Initiative Aims to Increase University’s Presence in Jewish Communities and Strengthen Ties With Alumni

L-R: Joshua Ross, Elysia Rothenberg, Anat Barber, Shira Rosenfeld and Lisa Grundman are five of the eleven new graduate fellows.

Jul 26, 2004 — Eleven students who graduated from Yeshiva University (YU) in May 2004 are returning to their alma mater this month to work as graduate fellows in a program created under a presidential initiative.

The inaugural awardees of the Graduate Fellowship in University and Community Leadership are part of a broader effort to train top graduates at the university and expand YU’s service to the Jewish community.

“My intention is to inspire these young people not only to pursue their professional dreams, but to remain committed to the university and the Jewish community by utilizing the very skills they will gain,” President Richard M. Joel said. “They will play a meaningful role in the academic enterprise and hopefully apply their community service orientation to their professional lives.”

The fellows were chosen after an intense screening process based on their academic performance, campus leadership, and concern for the Jewish community.
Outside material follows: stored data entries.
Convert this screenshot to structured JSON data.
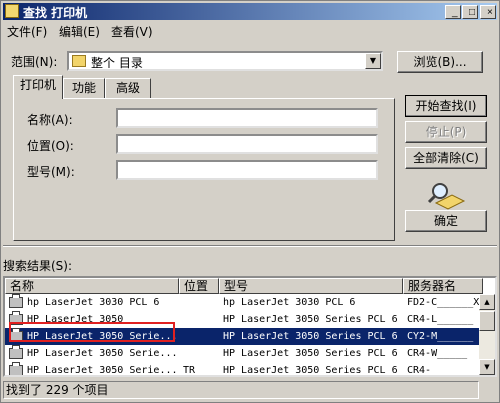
{
  "window": {
    "title": "查找 打印机"
  },
  "title_buttons": {
    "minimize": "_",
    "maximize": "□",
    "close": "×"
  },
  "menu": [
    "文件(F)",
    "编辑(E)",
    "查看(V)"
  ],
  "scope": {
    "label": "范围(N):",
    "value": "整个 目录",
    "browse_label": "浏览(B)..."
  },
  "tabs": [
    "打印机",
    "功能",
    "高级"
  ],
  "fields": [
    {
      "label": "名称(A):",
      "value": ""
    },
    {
      "label": "位置(O):",
      "value": ""
    },
    {
      "label": "型号(M):",
      "value": ""
    }
  ],
  "actions": {
    "start": "开始查找(I)",
    "stop": "停止(P)",
    "clear": "全部清除(C)",
    "ok": "确定"
  },
  "results": {
    "label": "搜索结果(S):",
    "columns": [
      "名称",
      "位置",
      "型号",
      "服务器名"
    ],
    "rows": [
      {
        "name": "hp LaserJet 3030 PCL 6",
        "location": "",
        "model": "hp LaserJet 3030 PCL 6",
        "server": "FD2-C______X"
      },
      {
        "name": "HP LaserJet 3050",
        "location": "",
        "model": "HP LaserJet 3050 Series PCL 6",
        "server": "CR4-L______"
      },
      {
        "name": "HP LaserJet 3050 Serie...",
        "location": "",
        "model": "HP LaserJet 3050 Series PCL 6",
        "server": "CY2-M______"
      },
      {
        "name": "HP LaserJet 3050 Serie...",
        "location": "",
        "model": "HP LaserJet 3050 Series PCL 6",
        "server": "CR4-W_____"
      },
      {
        "name": "HP LaserJet 3050 Serie...",
        "location": "TR",
        "model": "HP LaserJet 3050 Series PCL 6",
        "server": "CR4-______"
      }
    ],
    "selected_row": 2
  },
  "status": {
    "text": "找到了 229 个项目"
  },
  "colors": {
    "title_active": "#0a246a",
    "selection": "#0a246a",
    "face": "#d4d0c8",
    "highlight_box": "#e02020"
  }
}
They will be assigned to senior administrators, who will be actively engaged in grooming them and will, in turn, be receptive to their ideas and observations.
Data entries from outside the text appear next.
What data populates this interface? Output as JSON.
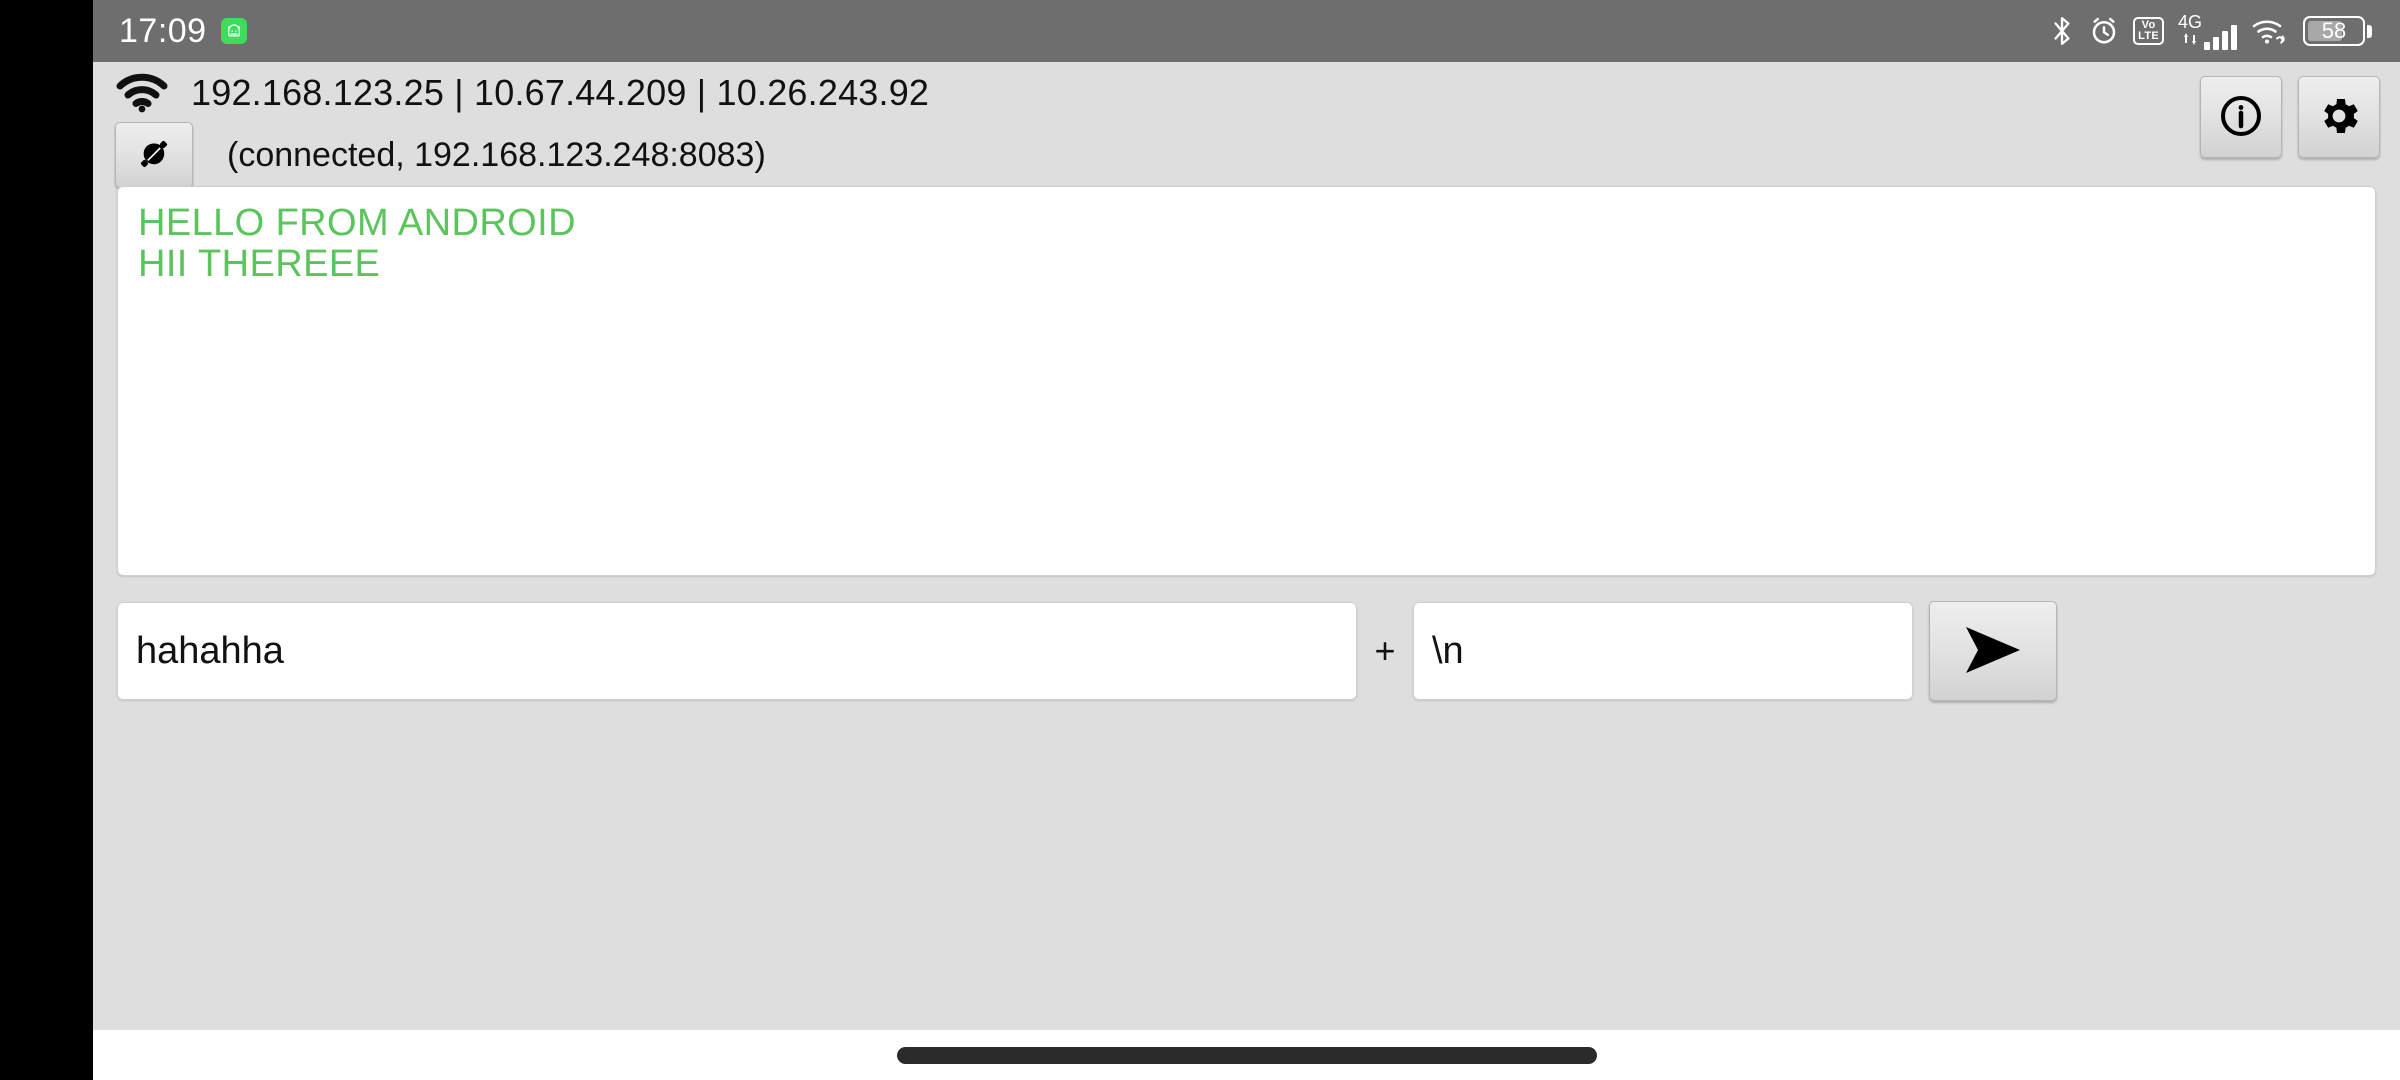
{
  "statusbar": {
    "clock": "17:09",
    "app_badge_icon": "android-robot-icon",
    "icons": [
      "bluetooth-icon",
      "alarm-icon",
      "volte-icon",
      "mobile-data-icon",
      "signal-bars-icon",
      "wifi-link-icon"
    ],
    "volte_top": "Vo",
    "volte_bottom": "LTE",
    "network_type": "4G",
    "battery_level": "58",
    "colors": {
      "bar_bg": "#6e6e6e",
      "badge_green": "#3ddc5b"
    }
  },
  "header": {
    "wifi_icon": "wifi-icon",
    "ip_addresses": "192.168.123.25 | 10.67.44.209 | 10.26.243.92",
    "connect_button_icon": "plug-connector-icon",
    "connection_status": "(connected, 192.168.123.248:8083)",
    "info_button_icon": "info-circle-icon",
    "settings_button_icon": "gear-icon"
  },
  "log": {
    "text_color": "#5cc45c",
    "lines": [
      "HELLO FROM ANDROID",
      "HII THEREEE"
    ]
  },
  "input": {
    "message_value": "hahahha",
    "message_placeholder": "",
    "separator": "+",
    "suffix_value": "\\n",
    "suffix_placeholder": "",
    "send_button_icon": "send-arrow-icon"
  },
  "navigation": {
    "gesture_pill": "home-gesture-pill"
  }
}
The 2004-05 fellows are Jacob Agatstein, Anat Barber, Rachel Horn Cyrulnik, Debra Feinberg, Lisa Grundman, Ouriel Hassan, Shoshana Butler, Marisa Parker, Shira Rosenfeld, Joshua Ross, and Elysia Rothenberg.

Under the program, the fellows take on a specific project and are mentored by a university administrator. Each fellow will receive $18,000 plus benefits, including a year of housing and health insurance. The program underscores a concerted effort to listen to YU’s chief constituencies. Their insight will enrich university and academic life, the president said.